O modo história não acerta o alvo
em tudo que tenta, mas esse é um dos casos onde tentar é melhor do que só
repetir o que funcionou uma década atrás. Modern Warfare em 2019 não podia ser
igual a Modern Warfare em 2007, e o jogo sabe disso. Apesar de uns tropeços,
essa ainda é a melhor campanha da série em alguns anos.

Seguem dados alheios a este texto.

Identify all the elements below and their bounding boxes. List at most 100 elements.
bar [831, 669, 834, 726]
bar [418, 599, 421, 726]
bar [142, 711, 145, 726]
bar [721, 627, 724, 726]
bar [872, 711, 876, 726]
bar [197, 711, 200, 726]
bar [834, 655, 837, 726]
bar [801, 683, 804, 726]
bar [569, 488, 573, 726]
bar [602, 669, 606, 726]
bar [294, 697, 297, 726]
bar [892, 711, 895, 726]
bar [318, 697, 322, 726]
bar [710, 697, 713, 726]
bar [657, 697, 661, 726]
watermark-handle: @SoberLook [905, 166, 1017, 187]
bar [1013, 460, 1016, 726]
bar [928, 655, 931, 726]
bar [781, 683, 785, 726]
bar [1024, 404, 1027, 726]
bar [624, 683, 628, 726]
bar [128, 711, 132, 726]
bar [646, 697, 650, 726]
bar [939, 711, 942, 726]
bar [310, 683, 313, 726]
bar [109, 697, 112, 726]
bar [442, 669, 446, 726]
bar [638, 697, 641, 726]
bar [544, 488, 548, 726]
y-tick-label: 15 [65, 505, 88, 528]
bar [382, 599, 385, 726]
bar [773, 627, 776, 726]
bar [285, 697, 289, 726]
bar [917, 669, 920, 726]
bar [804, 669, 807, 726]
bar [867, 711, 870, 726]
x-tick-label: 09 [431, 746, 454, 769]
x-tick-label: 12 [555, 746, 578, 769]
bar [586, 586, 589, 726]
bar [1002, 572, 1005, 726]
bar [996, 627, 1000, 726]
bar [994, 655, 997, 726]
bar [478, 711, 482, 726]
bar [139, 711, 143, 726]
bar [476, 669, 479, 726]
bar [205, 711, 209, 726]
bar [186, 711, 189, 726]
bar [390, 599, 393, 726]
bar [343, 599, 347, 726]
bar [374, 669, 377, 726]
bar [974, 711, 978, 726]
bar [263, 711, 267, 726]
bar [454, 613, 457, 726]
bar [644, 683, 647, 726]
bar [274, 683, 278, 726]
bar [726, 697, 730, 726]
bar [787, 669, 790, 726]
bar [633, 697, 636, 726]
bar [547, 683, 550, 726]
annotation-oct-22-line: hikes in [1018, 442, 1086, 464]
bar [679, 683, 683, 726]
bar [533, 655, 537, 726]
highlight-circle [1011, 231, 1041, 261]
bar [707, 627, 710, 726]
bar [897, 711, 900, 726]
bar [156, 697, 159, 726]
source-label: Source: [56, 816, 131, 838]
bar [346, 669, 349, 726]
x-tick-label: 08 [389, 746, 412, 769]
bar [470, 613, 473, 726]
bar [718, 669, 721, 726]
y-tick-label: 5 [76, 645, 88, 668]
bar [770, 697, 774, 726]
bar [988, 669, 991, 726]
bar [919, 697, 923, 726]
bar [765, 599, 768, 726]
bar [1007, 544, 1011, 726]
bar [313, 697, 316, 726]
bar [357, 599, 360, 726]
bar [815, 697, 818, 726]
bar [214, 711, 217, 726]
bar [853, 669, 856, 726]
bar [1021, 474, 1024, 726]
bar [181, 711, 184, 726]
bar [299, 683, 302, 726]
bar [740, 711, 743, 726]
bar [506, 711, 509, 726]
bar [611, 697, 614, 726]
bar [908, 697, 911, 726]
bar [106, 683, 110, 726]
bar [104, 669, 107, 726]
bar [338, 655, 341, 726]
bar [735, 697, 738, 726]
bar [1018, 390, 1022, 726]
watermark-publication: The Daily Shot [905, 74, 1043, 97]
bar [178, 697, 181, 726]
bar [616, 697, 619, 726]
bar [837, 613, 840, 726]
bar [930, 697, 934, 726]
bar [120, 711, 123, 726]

O que você não vai precisar
desejar, entretanto, é o fanservice. Price não é o único conhecido que dá as
caras, mas o jogo sabiamente não se transforma num parque de diversões que usa
nomes como Soap e Ghost a cada missão. A conclusão, entretanto, vai deixar
todos os fãs da franquia sedentos por uma continuação.
Multiplayer e Spec Ops
O multiplayer de Modern Warfare
também quer, em muitos sentidos, voltar às antigas. O clássico sistema de criar
classe está de volta (1 primária + 1 secundária + três perks + dois
equipamentos), assim como as killstreaks. E, assim como Modern Warfare sempre
foi, você irá do céu ao inferno jogando o PvP.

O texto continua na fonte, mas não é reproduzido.